NECの菅沼公夫氏(先端SI技術開発本部 OSS推進センター本部長)は、顧客のDXに取り組む人材育成のために、レッドハットの教育を活用していることを紹介。Partner Empowerment Projectにより、今後の教育の拡充や、コンテナ案件獲得へ向けた勉強会やワークショップ、Container Adoption Journeyとの連携により、顧客企業の課題解決を期待していると語った。
HPEの小川光由氏(常務執行役員 Pointnext 事業統括(兼)ストラテジック・アライアンス統括本部長)は、オンプレミスもクラウドネイティブなas-a-Serviceで構築・運用する「HPE GreenLake」を紹介。

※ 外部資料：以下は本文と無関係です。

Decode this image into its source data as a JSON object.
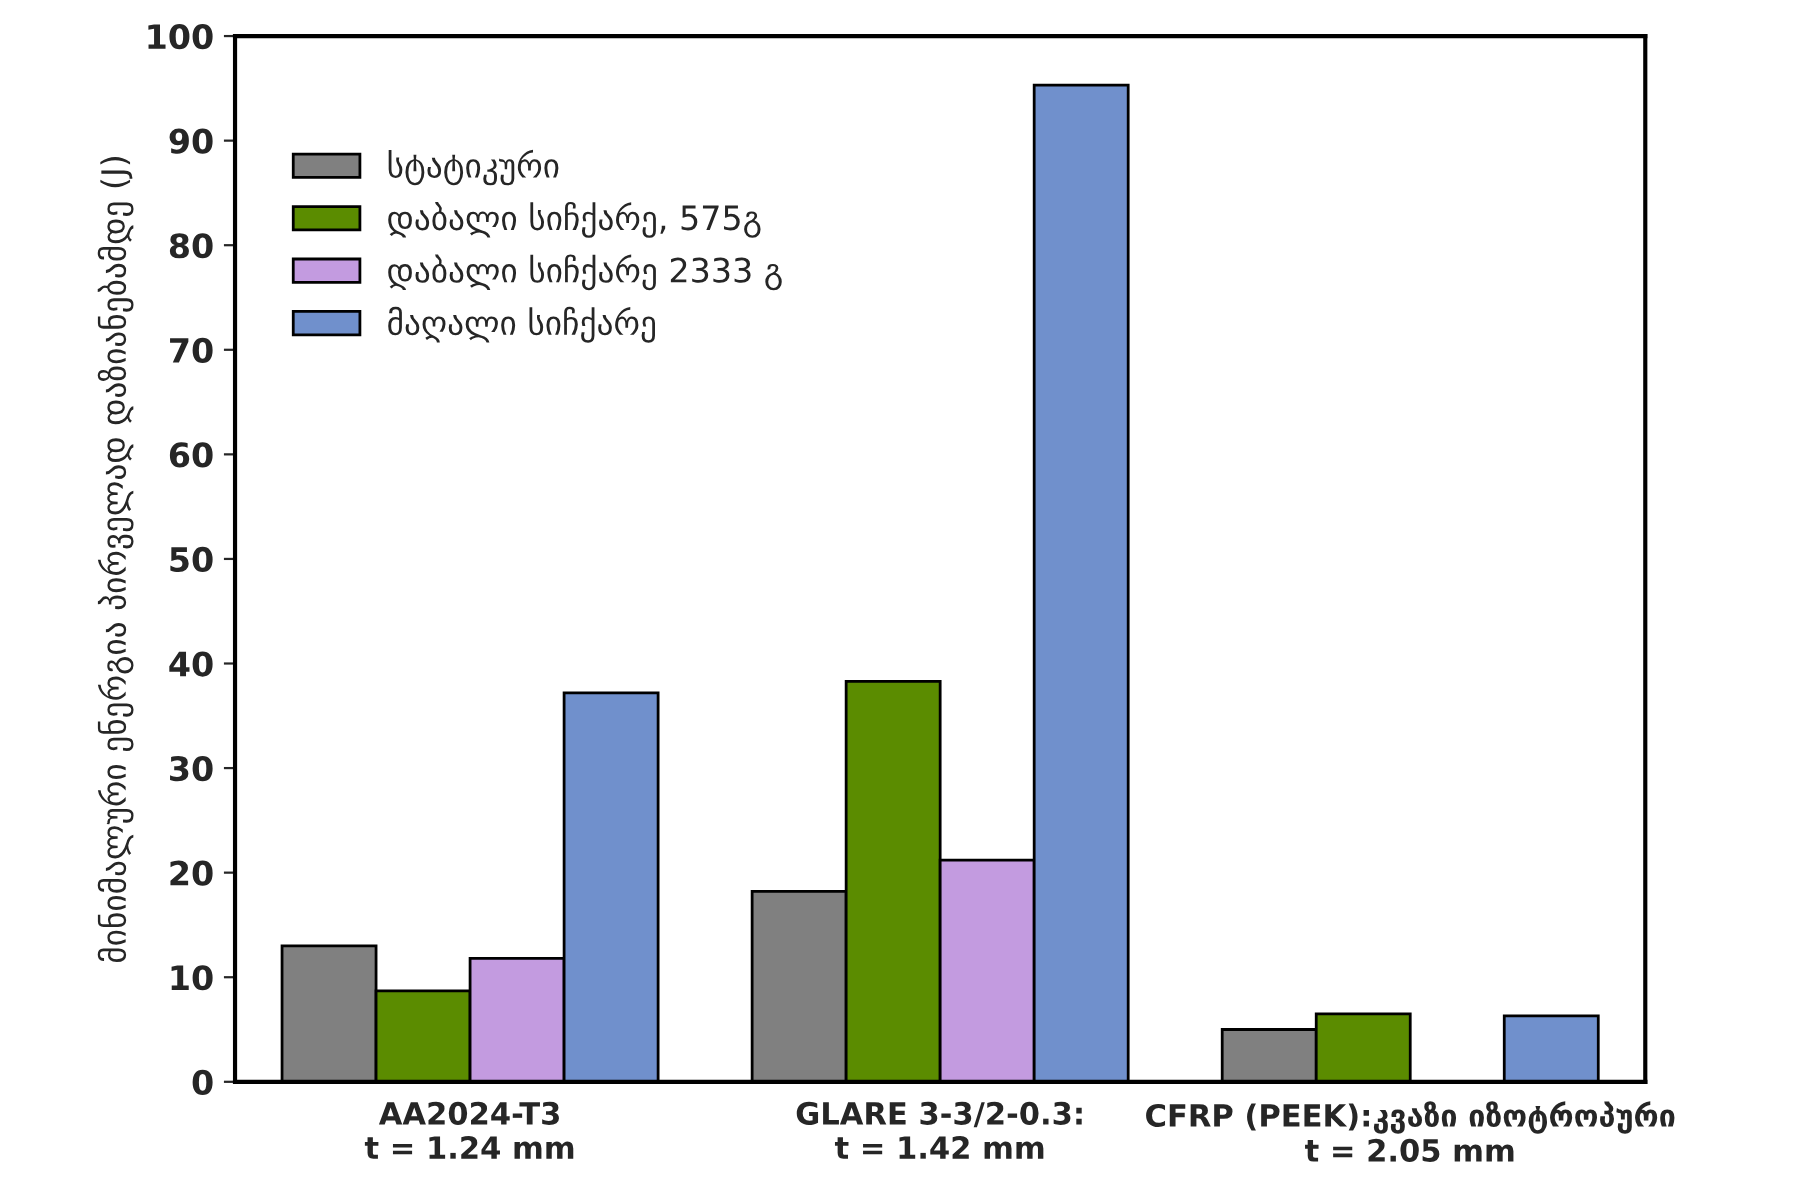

その一環として、今年発表した「HPE GreenLake for Red Hat OpenShift Container Platform」について説明し、GreenLakeを柱としてレッドハットと協業を推進し、顧客企業のDXをサポートしていくと語った。
ネットワンシステムズの篠浦文彦氏(取締役執行役員 ビジネス開発本部長)は、レッドハットの支援のもの、インフラの自動化や、コンテナ活用ノウハウの集約と知財化に取り組んでいることを紹介。さらに、システムのアーキテクチャ設計と対話のためのネットワンブリーフィングセンターや、マルチクラウド検証設備 Lab as a Serviceを紹介し、これにOpenShift Value Proposition Workshopを連動させたいと語った。